Limitations of this meta-analysis include the heterogeneity of the participants, because we included people with both acute and chronic nonspecific LBP, though we had subgroups. If there had been more literature, the evidence of the results would be more convincing with analyzing the types of LBP (acute, sub-acute, and chronic) separately, as they have different clinical approaches and disease trajectories. Additionally, the small number of studies for each SA/PA technique is another limitation. Furthermore, while no regions were excluded, the number of non-English-language journals indexed in electronic databases such as MEDLINE and EMBASE is limited. Should additional relevant trials be identified, this review will be updated.

Conclusion

Implications for practice

Notably, SA/PA was originally developed for use in acupuncture trials to determine the specific effects of needling. In clinical trials, procedures similar to real acupuncture may bias the results,27 and the sham or placebo control should be indistinguishable from the active treatment and yet be physiologically inert. Without meeting both criteria, it may not be appropriate to regard some procedures as sham or placebo controls within systematic reviews.
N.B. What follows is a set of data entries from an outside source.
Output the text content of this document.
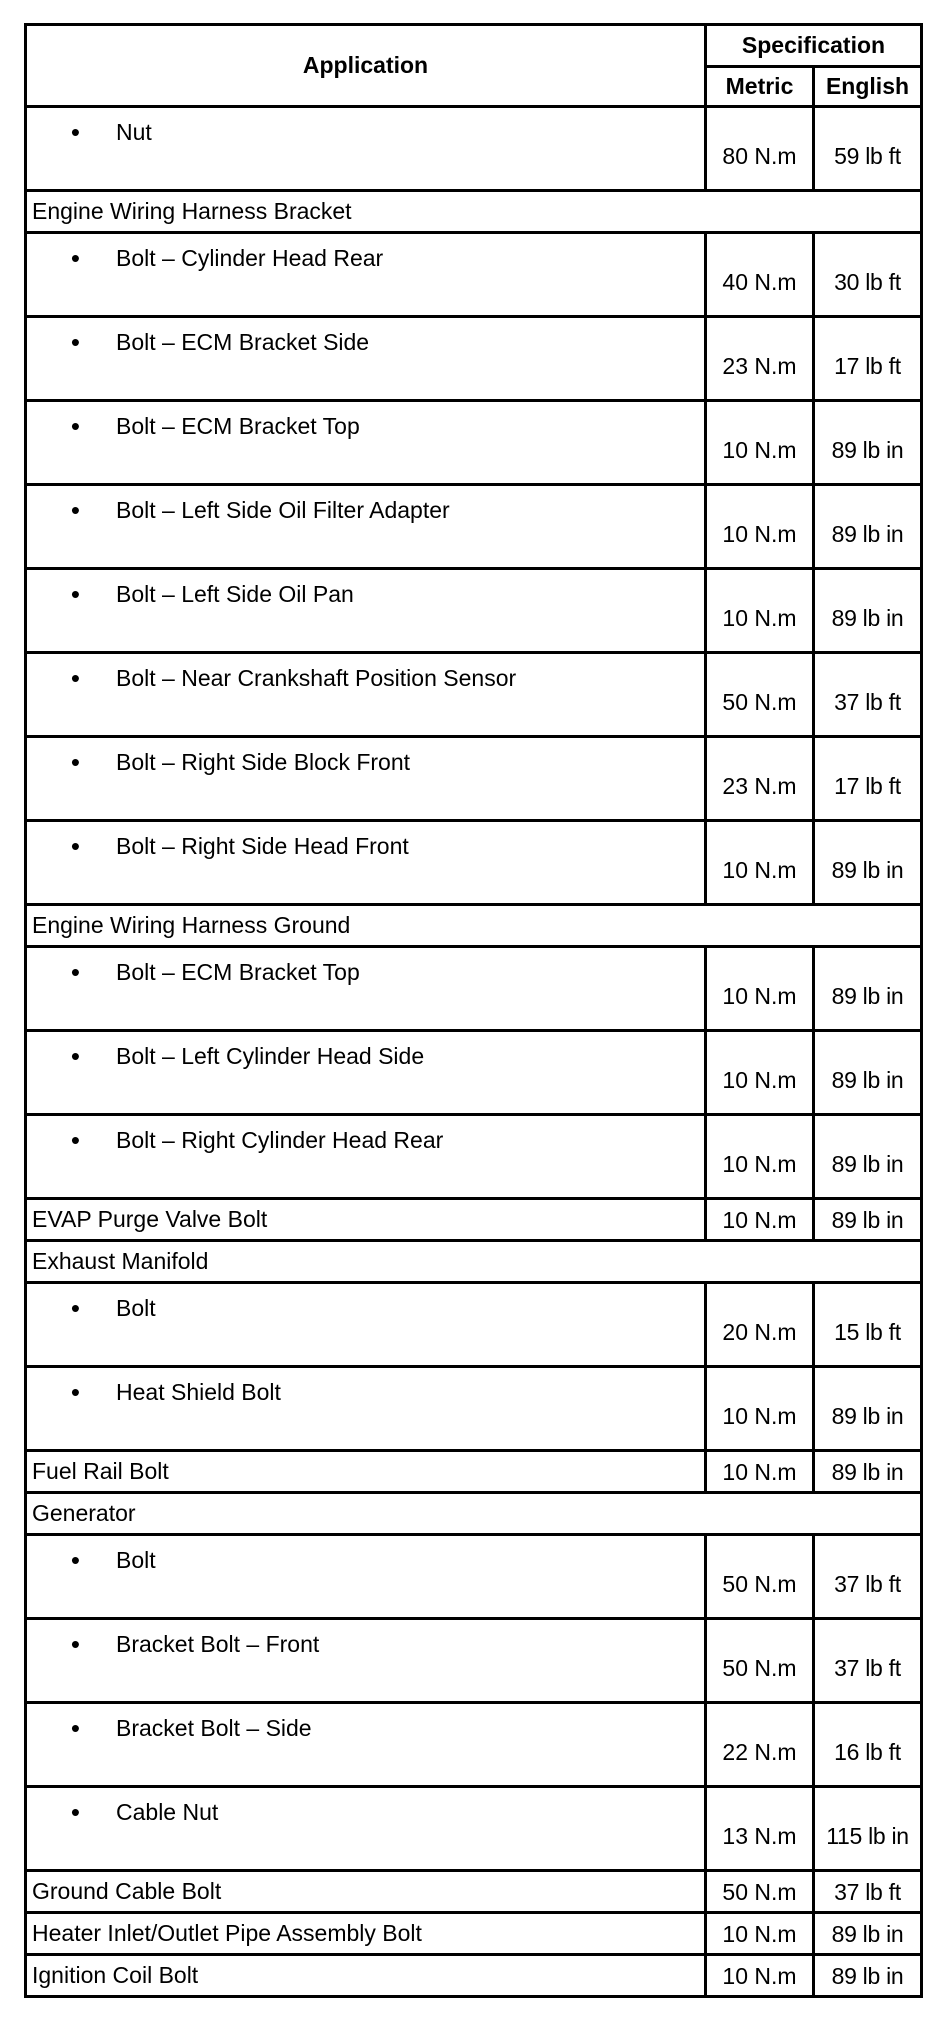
Application	Specification	
	Metric	English
• Nut	80 N.m	59 lb ft
Engine Wiring Harness Bracket		
• Bolt – Cylinder Head Rear	40 N.m	30 lb ft
• Bolt – ECM Bracket Side	23 N.m	17 lb ft
• Bolt – ECM Bracket Top	10 N.m	89 lb in
• Bolt – Left Side Oil Filter Adapter	10 N.m	89 lb in
• Bolt – Left Side Oil Pan	10 N.m	89 lb in
• Bolt – Near Crankshaft Position Sensor	50 N.m	37 lb ft
• Bolt – Right Side Block Front	23 N.m	17 lb ft
• Bolt – Right Side Head Front	10 N.m	89 lb in
Engine Wiring Harness Ground		
• Bolt – ECM Bracket Top	10 N.m	89 lb in
• Bolt – Left Cylinder Head Side	10 N.m	89 lb in
• Bolt – Right Cylinder Head Rear	10 N.m	89 lb in
EVAP Purge Valve Bolt	10 N.m	89 lb in
Exhaust Manifold		
• Bolt	20 N.m	15 lb ft
• Heat Shield Bolt	10 N.m	89 lb in
Fuel Rail Bolt	10 N.m	89 lb in
Generator		
• Bolt	50 N.m	37 lb ft
• Bracket Bolt – Front	50 N.m	37 lb ft
• Bracket Bolt – Side	22 N.m	16 lb ft
• Cable Nut	13 N.m	115 lb in
Ground Cable Bolt	50 N.m	37 lb ft
Heater Inlet/Outlet Pipe Assembly Bolt	10 N.m	89 lb in
Ignition Coil Bolt	10 N.m	89 lb in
While this review found evidence that SA/PA is more efficacious than routine care or waiting list in terms of pain relief at the end of the treatments, no evidence existed for improved function.

Additionally, variations of acupuncture must be considered. Based on TCM theory, all acupuncture procedures (e.g., points used, method of stimulation, and number of treatment sessions) must be performed according to individual differences; thus, acupuncture modalities vary among studies and are difficult to master and unify.28 Therefore, studies that examine the specific sham or placebo techniques used, including needle placement, needle insertion, acupuncture points or non-acupuncture points or nonspecific acupuncture points, and the acupuncturists’ experience are required, so as to differ distinguish from the real acupuncture. Furthermore, future research should focus on the standardization of outcome measures and the duration and frequency of sessions.

Besides, because acupuncture functions as a somatosensory-guided mind-body therapy, SA/PA could similarly enhance bodily sensations around the treatment site and induce potential effects related to endogenous pain modulation in the brain.27–29

Thus, we should avoid prematurely concluding that SA/PA is appropriate for acupuncture research. Moreover, guidelines should be developed to assess acupuncture sham– placebo control methods to address the specific effect of acupuncture over placebo.

Implications for research

To provide homogeneous information for future reviews, trial authors are encouraged to use the Consolidated Standards of Reporting Trials (CONSORT) statement as a model for reporting their trials (www.consort-statement.org) and the Standards for Reporting Interventions in Clinical Trials of Acupuncture (STRICTA) criteria30 to report the interventions. From the available trials we included in this meta-analysis, superficial stimulation appears a more promising treatment for LBP than routine care in relieving pain post-intervention. Further studies to assess the superiority of SA/PA are required, as are those with larger sample sizes and those that assess the role of session length by including two (or more) levels of this variable; moreover, the experience of the therapist should also be considered by including practitioners with different levels of experience and training.